Yes, we are still here. In Belize, until Thursday.
Getting to San Miguel de Allende with a little dog and six formidable suitcases in tow (still an estimate) will be quite a coup from my perspective. I turn out to be very good at perspective, while Rose is, in fact, even better at actually scheduling things like planes (2) transport vans (2), and hotels (1).
Meanwhile, I have been studying YouTube videos on how to lovingly coax your little dog into an even littler carrier. I just finished a 9-minute video in which the rather attractive woman spent seven of those minutes telling us, me, how lovely and obedient her own little Muffie is.
“There you are Muffie, you beautiful, beautiful little angel! Who’s mama’s little angel!?” And, you know? She had that way of drawing out the word “angel” into several extra syllables, covering three octaves in the upper register.
Muffie is an over-achieving little princess, in my book. My Moppit, former street dog and reality TV star of “Survivor for Dogs,” would whip her furry little ass.
I’ve watched enough of these videos to grasp that achieving the successful bagging of a dog for carry-on requires lots of little treats and a cricket-like clicker that you press every time she makes a correct move. One “click!” when she is almost inside the bag. Two “clicks!” when she goes all the way in on her own and you only have to ask her once.
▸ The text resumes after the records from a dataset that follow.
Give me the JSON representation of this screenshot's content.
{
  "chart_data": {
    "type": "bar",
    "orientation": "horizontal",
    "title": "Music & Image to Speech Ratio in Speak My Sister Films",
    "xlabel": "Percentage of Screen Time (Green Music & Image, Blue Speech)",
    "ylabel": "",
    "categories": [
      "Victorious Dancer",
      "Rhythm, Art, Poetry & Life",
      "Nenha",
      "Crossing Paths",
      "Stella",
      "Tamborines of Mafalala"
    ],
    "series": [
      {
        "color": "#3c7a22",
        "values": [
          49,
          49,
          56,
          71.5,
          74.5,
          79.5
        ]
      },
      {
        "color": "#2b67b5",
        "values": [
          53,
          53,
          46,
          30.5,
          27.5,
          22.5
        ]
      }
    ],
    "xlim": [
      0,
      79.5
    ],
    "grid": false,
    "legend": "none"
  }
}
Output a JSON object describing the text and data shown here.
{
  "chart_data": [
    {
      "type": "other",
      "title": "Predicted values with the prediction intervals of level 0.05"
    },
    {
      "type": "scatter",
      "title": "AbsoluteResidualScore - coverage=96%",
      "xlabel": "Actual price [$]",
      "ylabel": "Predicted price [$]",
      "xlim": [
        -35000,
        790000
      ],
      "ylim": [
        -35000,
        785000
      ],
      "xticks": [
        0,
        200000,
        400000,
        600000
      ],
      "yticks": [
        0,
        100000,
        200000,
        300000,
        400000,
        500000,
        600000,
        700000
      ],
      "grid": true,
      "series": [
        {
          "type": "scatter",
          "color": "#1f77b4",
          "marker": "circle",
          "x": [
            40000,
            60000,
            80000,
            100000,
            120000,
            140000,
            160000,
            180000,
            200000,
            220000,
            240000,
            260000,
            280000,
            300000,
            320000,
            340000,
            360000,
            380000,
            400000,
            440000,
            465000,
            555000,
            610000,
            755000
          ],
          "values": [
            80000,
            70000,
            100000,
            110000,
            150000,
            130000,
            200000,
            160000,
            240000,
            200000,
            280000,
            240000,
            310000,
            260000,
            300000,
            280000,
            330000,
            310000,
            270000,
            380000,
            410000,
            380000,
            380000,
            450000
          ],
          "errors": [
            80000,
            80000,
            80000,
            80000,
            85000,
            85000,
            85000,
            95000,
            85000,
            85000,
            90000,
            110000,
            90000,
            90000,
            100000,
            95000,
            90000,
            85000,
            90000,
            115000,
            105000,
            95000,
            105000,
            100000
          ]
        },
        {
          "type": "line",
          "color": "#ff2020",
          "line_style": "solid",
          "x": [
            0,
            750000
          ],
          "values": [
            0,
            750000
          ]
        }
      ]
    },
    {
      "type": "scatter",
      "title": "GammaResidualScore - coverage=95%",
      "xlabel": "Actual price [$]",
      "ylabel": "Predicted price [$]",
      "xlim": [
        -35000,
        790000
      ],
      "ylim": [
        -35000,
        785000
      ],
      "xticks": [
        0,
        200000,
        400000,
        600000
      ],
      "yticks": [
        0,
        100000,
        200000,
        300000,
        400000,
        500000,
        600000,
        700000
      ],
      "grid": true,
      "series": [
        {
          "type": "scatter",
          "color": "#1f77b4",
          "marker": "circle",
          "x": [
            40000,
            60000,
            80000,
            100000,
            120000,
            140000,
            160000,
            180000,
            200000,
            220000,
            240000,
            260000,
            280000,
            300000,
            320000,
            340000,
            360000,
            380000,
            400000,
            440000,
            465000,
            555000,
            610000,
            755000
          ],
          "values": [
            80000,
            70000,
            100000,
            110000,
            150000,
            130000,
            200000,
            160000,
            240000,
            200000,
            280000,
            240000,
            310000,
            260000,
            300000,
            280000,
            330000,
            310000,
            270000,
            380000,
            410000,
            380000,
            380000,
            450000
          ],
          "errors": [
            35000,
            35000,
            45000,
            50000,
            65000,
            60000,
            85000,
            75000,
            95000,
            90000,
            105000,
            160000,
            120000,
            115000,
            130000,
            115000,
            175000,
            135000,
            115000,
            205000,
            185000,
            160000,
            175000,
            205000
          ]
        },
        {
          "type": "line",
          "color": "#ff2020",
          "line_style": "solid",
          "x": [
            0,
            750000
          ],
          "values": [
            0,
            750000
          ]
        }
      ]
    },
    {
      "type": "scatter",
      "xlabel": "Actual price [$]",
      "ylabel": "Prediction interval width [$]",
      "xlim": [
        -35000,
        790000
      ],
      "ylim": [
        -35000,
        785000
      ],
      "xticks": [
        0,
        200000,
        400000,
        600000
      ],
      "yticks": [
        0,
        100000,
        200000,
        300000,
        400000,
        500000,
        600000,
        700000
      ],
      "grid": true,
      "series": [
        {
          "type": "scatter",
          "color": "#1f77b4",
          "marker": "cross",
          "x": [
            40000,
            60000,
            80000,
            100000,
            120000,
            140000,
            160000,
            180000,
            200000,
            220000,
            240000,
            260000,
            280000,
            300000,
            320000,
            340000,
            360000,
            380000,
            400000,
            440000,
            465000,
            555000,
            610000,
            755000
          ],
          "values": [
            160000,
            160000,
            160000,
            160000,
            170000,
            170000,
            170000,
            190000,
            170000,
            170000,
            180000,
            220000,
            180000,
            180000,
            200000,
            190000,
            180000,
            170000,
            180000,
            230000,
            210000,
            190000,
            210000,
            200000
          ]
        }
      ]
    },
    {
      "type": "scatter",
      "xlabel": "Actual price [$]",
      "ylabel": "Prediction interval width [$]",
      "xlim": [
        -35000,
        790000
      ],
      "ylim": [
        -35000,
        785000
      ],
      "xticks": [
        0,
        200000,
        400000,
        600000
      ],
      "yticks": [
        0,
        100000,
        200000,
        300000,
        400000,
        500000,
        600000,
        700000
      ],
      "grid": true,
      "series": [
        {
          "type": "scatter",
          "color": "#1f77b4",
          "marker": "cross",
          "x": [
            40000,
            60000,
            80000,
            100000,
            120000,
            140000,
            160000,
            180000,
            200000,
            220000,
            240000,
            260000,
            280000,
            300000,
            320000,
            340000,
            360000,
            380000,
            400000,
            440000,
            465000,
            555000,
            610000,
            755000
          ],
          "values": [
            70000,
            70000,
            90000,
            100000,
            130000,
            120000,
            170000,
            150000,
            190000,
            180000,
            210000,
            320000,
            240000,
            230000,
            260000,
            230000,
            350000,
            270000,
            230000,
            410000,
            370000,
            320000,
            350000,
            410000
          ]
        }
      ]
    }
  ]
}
Moppit, of course, laughed all the way through this video. In dog talk, I think she said, “You’ll be hearing those crickets all night, before I go into that thing voluntarily, chicken bits or no chicken bits.” Then she snorted, as she does often when trying to communicate contempt.
See, my dog is far too smart for that. She’s nobody’s little Muffie. None the less, my stomach will be in a knot for the entire 2.5-hour flight to Mexico City. Which reminds me of something else I need to look up: airport doggie parks. The thought makes me nauseous: dogs flying in from all over the world to do their business on an ancient piece of astroturf decorated with a red plastic fireplug. Do I have that right?
All I know is that if Moppit does the wild thing on an airplane or in an airport, I am to be designated cleanup. I suppose I shall stock a hazmat suit, scented hygienic scrubbies, plastic bags, and canned apologies in my backpack.
Moppit knows something is up. I can tell by the way she stations herself by the front door and looks at me through those dark, accusing eyes.
“Don’t worry little girl, you will be going with us! I promise! Now, come get this nice little treat I put inside this nice carrier bag. Good girl.”